Recently we visited DC to celebrate the Bat Mitzvah of the child that Adam used to manny for. It was a wonderful day and I was probably a little too hormonal to be witnessing any type of rite of passage (I was teary the whole time). The best part of the day was getting to see her whole “village” there to celebrate her transition into adulthood. Adam was an important part of her village when she was three years old and has remained part of the family. Watching the community of people that her parents were able to create for her definitely got me thinking and appreciating our little village.

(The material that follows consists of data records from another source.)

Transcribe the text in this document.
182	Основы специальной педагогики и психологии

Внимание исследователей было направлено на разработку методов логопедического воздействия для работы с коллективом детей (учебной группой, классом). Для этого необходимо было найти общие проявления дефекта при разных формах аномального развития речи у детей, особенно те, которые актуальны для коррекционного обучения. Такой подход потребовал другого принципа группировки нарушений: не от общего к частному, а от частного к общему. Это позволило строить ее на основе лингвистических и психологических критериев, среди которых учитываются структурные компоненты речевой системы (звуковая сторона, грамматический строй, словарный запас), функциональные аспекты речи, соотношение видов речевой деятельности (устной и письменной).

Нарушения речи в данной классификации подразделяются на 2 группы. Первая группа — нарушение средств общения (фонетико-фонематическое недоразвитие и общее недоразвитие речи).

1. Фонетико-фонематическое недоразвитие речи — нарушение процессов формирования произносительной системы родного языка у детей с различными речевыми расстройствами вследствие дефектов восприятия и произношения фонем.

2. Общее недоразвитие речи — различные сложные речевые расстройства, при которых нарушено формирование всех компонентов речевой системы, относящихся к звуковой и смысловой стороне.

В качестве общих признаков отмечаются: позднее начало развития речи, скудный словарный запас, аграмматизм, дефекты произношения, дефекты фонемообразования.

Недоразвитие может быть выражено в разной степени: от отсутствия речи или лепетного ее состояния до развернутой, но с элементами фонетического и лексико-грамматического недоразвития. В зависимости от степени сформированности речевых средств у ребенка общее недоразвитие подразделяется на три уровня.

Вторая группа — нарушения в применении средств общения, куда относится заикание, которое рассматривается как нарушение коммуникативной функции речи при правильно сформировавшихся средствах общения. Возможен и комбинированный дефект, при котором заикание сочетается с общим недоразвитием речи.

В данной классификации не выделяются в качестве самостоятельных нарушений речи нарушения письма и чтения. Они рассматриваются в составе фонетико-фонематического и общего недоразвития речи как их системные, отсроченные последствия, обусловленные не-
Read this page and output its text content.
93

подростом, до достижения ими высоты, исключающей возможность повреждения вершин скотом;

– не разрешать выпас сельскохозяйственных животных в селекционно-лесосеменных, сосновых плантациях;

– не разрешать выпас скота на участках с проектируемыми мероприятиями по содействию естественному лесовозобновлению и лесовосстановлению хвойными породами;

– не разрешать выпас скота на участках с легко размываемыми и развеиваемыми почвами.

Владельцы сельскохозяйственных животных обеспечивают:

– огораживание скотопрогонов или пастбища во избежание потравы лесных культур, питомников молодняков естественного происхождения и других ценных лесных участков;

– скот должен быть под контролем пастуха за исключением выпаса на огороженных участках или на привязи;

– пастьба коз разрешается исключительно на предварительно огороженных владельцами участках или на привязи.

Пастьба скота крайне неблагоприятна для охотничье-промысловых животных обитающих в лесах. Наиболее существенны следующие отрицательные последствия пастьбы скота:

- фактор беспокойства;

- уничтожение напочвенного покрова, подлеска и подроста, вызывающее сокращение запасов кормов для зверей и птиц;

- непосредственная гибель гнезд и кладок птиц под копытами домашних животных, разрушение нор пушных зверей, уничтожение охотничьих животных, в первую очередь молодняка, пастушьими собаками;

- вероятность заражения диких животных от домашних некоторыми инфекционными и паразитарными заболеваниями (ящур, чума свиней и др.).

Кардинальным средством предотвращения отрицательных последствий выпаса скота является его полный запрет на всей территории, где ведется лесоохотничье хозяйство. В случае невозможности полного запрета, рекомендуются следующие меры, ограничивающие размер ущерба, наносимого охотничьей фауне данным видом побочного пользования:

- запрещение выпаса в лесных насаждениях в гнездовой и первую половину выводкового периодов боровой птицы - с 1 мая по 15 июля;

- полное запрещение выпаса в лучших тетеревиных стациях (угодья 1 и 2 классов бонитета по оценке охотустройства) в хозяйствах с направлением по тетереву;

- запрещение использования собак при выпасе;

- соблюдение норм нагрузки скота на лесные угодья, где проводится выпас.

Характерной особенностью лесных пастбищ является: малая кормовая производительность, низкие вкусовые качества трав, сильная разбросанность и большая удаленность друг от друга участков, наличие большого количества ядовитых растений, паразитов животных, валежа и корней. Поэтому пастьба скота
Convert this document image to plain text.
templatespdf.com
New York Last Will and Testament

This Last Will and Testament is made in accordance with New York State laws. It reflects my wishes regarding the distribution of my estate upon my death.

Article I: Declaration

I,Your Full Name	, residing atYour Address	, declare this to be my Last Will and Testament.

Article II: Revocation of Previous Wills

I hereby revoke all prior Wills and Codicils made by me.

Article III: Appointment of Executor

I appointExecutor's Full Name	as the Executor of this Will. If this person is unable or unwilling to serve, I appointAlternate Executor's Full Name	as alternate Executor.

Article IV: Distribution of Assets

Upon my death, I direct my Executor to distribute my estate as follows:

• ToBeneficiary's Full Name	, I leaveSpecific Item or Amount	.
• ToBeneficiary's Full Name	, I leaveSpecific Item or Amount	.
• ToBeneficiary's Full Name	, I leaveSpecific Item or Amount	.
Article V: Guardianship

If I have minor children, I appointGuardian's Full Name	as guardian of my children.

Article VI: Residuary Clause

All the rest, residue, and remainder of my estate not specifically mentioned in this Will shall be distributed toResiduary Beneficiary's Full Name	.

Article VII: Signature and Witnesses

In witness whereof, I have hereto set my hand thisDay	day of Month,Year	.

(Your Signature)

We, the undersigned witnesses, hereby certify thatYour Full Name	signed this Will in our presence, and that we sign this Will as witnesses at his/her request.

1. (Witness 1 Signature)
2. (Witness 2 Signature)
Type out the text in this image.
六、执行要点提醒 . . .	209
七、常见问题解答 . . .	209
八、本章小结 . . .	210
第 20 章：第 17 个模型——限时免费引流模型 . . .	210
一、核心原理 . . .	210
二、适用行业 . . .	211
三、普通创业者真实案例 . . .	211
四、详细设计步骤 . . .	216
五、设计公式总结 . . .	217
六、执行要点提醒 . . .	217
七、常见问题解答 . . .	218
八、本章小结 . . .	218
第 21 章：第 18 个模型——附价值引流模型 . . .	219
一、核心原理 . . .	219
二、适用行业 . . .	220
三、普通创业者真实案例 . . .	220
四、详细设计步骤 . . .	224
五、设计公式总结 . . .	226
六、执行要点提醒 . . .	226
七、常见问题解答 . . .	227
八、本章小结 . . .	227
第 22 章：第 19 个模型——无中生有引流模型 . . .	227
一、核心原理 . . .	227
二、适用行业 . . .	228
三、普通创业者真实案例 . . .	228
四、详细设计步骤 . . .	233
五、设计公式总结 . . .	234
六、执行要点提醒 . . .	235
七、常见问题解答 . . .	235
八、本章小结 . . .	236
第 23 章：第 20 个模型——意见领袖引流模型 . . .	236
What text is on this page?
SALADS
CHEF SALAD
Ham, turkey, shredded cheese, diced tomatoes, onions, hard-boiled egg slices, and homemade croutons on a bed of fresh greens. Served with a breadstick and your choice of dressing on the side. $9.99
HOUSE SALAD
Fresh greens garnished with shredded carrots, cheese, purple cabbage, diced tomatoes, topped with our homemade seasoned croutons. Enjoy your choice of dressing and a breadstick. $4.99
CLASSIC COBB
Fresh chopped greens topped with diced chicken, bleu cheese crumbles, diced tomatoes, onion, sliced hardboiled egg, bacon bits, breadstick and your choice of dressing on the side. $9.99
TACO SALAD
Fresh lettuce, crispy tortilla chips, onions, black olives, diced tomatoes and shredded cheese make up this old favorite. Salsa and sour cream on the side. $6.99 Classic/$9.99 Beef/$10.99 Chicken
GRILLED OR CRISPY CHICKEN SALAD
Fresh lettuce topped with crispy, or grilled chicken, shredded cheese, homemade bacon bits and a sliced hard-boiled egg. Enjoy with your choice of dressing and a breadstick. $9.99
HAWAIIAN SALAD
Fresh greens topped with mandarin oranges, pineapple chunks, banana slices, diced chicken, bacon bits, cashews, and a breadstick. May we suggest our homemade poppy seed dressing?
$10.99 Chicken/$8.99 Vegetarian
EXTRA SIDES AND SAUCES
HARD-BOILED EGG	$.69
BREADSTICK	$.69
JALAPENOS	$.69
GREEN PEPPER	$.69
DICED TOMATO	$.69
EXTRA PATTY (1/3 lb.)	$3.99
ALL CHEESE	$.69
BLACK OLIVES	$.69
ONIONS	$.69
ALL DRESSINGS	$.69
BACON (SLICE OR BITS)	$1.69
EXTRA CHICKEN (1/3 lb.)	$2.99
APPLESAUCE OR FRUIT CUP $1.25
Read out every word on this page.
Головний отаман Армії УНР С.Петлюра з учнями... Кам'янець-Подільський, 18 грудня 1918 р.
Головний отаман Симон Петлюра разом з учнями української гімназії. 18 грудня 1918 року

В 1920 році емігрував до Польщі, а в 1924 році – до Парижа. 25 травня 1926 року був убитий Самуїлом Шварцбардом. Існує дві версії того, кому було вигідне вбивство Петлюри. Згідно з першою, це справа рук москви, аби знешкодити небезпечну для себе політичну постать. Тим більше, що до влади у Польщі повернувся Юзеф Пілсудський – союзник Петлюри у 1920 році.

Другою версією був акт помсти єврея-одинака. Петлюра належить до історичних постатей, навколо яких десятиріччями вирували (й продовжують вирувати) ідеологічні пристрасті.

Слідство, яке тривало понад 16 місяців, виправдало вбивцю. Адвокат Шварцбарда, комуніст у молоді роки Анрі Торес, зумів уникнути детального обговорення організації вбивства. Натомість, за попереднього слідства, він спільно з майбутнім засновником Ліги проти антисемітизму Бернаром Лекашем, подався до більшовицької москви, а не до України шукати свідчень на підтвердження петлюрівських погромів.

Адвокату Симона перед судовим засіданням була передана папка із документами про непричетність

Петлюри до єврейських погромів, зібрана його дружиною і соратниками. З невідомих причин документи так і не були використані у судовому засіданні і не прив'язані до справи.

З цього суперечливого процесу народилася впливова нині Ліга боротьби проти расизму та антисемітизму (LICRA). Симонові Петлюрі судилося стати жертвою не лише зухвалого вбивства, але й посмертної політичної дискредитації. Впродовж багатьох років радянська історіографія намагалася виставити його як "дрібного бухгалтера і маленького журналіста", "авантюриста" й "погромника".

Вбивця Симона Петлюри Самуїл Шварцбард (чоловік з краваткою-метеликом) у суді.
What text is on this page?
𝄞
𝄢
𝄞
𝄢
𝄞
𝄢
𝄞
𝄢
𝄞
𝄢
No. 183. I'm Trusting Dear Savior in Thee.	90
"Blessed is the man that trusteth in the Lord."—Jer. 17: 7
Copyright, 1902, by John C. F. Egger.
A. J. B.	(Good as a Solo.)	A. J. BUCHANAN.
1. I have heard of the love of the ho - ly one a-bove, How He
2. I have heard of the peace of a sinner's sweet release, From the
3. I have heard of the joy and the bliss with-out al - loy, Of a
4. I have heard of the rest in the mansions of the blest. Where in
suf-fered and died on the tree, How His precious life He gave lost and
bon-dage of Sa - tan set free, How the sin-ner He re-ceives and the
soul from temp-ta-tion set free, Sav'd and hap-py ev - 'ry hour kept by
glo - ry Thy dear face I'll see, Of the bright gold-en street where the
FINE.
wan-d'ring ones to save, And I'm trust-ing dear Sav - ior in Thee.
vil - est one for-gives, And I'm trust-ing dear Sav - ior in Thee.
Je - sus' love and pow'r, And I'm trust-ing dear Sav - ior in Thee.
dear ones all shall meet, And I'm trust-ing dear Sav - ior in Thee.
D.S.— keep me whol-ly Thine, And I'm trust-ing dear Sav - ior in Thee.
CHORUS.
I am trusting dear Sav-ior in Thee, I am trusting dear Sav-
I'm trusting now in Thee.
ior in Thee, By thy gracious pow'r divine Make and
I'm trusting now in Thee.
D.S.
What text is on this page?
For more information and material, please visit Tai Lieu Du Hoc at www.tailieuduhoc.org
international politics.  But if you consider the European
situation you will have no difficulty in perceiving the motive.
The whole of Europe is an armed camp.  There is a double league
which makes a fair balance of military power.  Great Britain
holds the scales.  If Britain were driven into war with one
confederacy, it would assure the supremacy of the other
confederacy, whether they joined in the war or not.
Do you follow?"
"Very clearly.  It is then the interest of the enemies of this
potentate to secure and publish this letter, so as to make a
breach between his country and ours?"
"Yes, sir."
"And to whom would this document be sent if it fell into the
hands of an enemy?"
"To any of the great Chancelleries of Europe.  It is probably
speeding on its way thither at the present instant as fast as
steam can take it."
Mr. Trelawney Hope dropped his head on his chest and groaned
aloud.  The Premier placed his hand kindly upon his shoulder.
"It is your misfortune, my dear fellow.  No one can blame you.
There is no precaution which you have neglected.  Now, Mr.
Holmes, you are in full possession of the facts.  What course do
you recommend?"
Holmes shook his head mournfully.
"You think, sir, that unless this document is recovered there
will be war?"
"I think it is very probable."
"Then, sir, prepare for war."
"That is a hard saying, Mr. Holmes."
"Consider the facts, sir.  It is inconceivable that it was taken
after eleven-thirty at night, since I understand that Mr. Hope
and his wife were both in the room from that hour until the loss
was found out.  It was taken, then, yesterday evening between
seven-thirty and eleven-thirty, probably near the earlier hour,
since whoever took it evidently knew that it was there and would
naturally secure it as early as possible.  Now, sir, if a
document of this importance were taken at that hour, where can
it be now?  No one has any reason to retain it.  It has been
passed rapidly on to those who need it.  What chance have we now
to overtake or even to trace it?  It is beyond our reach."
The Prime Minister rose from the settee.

We are fortunate to live near lots of family. Ellis’ grandparents live just a few houses away. Uncle Danny and “Uncle” Brenda are just down the road, And Uncle Andy, Aunt Stacy and Cousin Blake will become our neighbors in the next few months. But we are doubly blessed to have a lot of “like-family” people in our lives too. One of Calvin’s Godmothers, Maggie, is always available to hold Cal when we are down a set of hands and need to put big brother to bed. Our 88 year old neighbor is just steps away and she reads with Ellis every Wednesday (and I get to relax and read my own book during their reading dates). These small interactions are huge helps in our life. Our village is definitely instrumental in raising our children.
Building our village hasn’t always been easy, especially since we live in the middle of nowhere and we moved here just before we started having kids. At the beginning of parenting we found our village in unexpected places. For a while when Ellis was little our village was the kind employees of the Habitat for Humanity store who would let Ellis push the dolly around when I really needed a break. I was very grateful for the kindness of virtual strangers on days that Adam was out of town for work and I just needed someone else to interact with my child for a few minutes.
Nowadays our village is more intentional. We ended up creating a great playgroup with kids from our local library. It is fantastic to have parent friends who are in the same moment of the trenches. I am sure that the couple of hours a week that Ellis is able to play with his peers benefits him, but truly playgroup is as much for me as it is for Ellis. I need to check in with other moms and dads to stay sane. It takes a village to raise a child and a mama.